Chat GPT is pretty good on this stuff IF you ask it detailed enough questions.

Ignoring contributions part, if at the moment you have reached the cap on the amount you can take as a tax free lump sum, and if you could take it tomorrow, then the decision is take it now and grow it outside a pension with a tax rate of 24% CGT for some growth and (say) 40% income, or grow it inside the pension with a 40% income tax rate when you take it out. Which tends to favour taking out sooner rather than later.

That isn’t the answer to ‘should I contribute or not’ though - that is the answer to ‘if it is in there already, should I pull it out sooner rather than later.’

And also assumes you will die after April 27 - otherwise the IHT benefits play a part as well.

GOODCAT · 13/05/2026 09:03

Given that IHT is an issue I would be more inclined to take it earlier and reinvest it.

Caila · 13/05/2026 09:33

I've plugged it into chatgpt and it is clearly saying to take the 25% due to IHT and the potential for the tax free sum to be reduced but not to touch the rest of the pensions yet.

OP posts:
Caila · 13/05/2026 09:33

Obviously at the point at which Im old enough. DH is in a similar position and is old enough.

OP posts:
messybutfun · 13/05/2026 12:37

GOODCAT · 13/05/2026 09:03

Given that IHT is an issue I would be more inclined to take it earlier and reinvest it.

This wouldn’t change the IHT position and make it subject to tax on growth.

Caila · 13/05/2026 12:39

messybutfun · 13/05/2026 12:37

This wouldn’t change the IHT position and make it subject to tax on growth.

taking it earlier means it can be gifted though and taper will start sooner for IHT purposes.

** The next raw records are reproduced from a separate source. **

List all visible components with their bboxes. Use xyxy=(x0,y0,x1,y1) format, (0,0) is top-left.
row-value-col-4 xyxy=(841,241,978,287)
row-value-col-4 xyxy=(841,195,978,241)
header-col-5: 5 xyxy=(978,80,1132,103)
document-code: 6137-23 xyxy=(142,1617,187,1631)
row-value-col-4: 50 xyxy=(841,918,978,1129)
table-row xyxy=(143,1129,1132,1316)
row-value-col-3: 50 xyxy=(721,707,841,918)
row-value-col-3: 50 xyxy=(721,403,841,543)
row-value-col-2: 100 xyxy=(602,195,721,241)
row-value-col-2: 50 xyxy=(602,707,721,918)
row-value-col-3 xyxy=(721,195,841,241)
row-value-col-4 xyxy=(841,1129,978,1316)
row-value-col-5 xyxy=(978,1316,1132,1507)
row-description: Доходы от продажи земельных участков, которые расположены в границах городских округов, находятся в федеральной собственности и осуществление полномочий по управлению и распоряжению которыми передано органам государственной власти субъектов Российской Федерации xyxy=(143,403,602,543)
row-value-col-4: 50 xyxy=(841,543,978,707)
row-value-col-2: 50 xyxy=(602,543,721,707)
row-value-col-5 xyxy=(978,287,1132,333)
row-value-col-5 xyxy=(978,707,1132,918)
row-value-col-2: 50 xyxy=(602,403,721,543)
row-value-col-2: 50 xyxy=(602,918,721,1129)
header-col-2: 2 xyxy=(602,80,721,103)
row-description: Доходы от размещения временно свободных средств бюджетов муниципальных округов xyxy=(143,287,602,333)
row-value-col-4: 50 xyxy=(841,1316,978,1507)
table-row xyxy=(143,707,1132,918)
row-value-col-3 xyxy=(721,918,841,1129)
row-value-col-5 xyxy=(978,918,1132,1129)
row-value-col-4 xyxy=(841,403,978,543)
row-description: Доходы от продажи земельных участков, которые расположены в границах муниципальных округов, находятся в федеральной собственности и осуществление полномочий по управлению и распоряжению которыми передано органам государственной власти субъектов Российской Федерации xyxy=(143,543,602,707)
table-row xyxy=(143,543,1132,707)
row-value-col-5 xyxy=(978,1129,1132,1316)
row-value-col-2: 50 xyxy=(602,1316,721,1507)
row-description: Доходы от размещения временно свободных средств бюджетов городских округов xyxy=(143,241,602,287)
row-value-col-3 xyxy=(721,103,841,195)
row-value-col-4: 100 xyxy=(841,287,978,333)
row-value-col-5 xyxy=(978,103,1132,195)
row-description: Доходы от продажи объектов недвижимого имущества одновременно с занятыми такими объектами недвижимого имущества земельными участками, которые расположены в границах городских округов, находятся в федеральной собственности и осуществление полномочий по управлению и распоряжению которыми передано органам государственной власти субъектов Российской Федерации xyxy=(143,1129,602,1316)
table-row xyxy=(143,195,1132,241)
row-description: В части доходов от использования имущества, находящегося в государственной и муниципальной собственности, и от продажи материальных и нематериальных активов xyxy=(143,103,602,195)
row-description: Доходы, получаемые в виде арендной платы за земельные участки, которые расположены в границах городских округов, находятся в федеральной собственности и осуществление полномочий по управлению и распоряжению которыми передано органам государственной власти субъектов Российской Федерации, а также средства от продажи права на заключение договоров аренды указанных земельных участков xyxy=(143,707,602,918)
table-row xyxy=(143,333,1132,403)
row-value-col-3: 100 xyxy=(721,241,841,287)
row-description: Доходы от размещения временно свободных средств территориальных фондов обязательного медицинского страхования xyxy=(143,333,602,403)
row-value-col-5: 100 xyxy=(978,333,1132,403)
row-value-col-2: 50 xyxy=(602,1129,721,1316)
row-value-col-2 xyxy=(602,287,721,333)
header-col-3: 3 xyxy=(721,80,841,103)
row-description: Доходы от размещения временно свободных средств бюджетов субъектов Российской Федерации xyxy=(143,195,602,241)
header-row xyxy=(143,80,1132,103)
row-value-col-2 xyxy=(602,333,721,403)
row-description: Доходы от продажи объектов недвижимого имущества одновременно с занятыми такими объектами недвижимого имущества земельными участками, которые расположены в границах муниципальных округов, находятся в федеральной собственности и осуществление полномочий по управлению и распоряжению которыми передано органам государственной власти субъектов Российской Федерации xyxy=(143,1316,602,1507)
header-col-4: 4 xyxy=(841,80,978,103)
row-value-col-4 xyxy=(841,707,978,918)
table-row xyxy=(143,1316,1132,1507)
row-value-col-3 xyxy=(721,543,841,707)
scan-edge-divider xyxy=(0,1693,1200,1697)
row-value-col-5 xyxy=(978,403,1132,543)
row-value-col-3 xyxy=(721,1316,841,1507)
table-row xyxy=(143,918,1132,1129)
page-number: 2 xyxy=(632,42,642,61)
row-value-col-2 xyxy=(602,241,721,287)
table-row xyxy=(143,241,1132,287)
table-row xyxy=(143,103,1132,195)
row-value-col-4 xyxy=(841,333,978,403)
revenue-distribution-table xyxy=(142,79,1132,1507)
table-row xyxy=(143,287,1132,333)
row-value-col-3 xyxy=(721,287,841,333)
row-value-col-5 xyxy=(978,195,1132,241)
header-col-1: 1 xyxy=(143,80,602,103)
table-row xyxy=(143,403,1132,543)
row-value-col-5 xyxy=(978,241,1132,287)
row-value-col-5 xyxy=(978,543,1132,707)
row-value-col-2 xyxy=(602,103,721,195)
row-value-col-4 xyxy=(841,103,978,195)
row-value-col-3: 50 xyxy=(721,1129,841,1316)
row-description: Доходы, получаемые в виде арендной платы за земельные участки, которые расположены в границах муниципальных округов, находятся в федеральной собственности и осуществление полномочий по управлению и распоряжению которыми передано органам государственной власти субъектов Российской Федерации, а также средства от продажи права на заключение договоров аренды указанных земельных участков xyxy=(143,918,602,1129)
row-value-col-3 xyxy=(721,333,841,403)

Plus who knows whether the 25% will be reduced.

OP posts:
messybutfun · 13/05/2026 13:56

Caila · 13/05/2026 12:39

taking it earlier means it can be gifted though and taper will start sooner for IHT purposes.

Plus who knows whether the 25% will be reduced.

The 7 year clock will start but if the £268k is all you are gifting, it is not going to taper.

Caila · 13/05/2026 14:27

messybutfun · 13/05/2026 13:56

The 7 year clock will start but if the £268k is all you are gifting, it is not going to taper.

? It would. It would be a potentially exempt transfer and would be tapering after 3 years and exempt after 7

OP posts:
messybutfun · 13/05/2026 15:14

Caila · 13/05/2026 14:27

? It would. It would be a potentially exempt transfer and would be tapering after 3 years and exempt after 7

Taper is only available on taxable transfers. Any gifts up to £325k are not taxable as they use up nil rate band.

Caila · 13/05/2026 15:21

messybutfun · 13/05/2026 15:14

Taper is only available on taxable transfers. Any gifts up to £325k are not taxable as they use up nil rate band.

thank you thats helpful

OP posts:
Retro12 · 13/05/2026 15:24

Darker · 12/05/2026 20:00

How much do you actually need?

We need people to pay tax, to fund essential services.

If you don’t want to pay taxes, consider giving to charity?

Not the answer you are looking for.

I'm sure she has paid more than his fair share in tax over the years!

There's plenty of younger people in the country to take over!!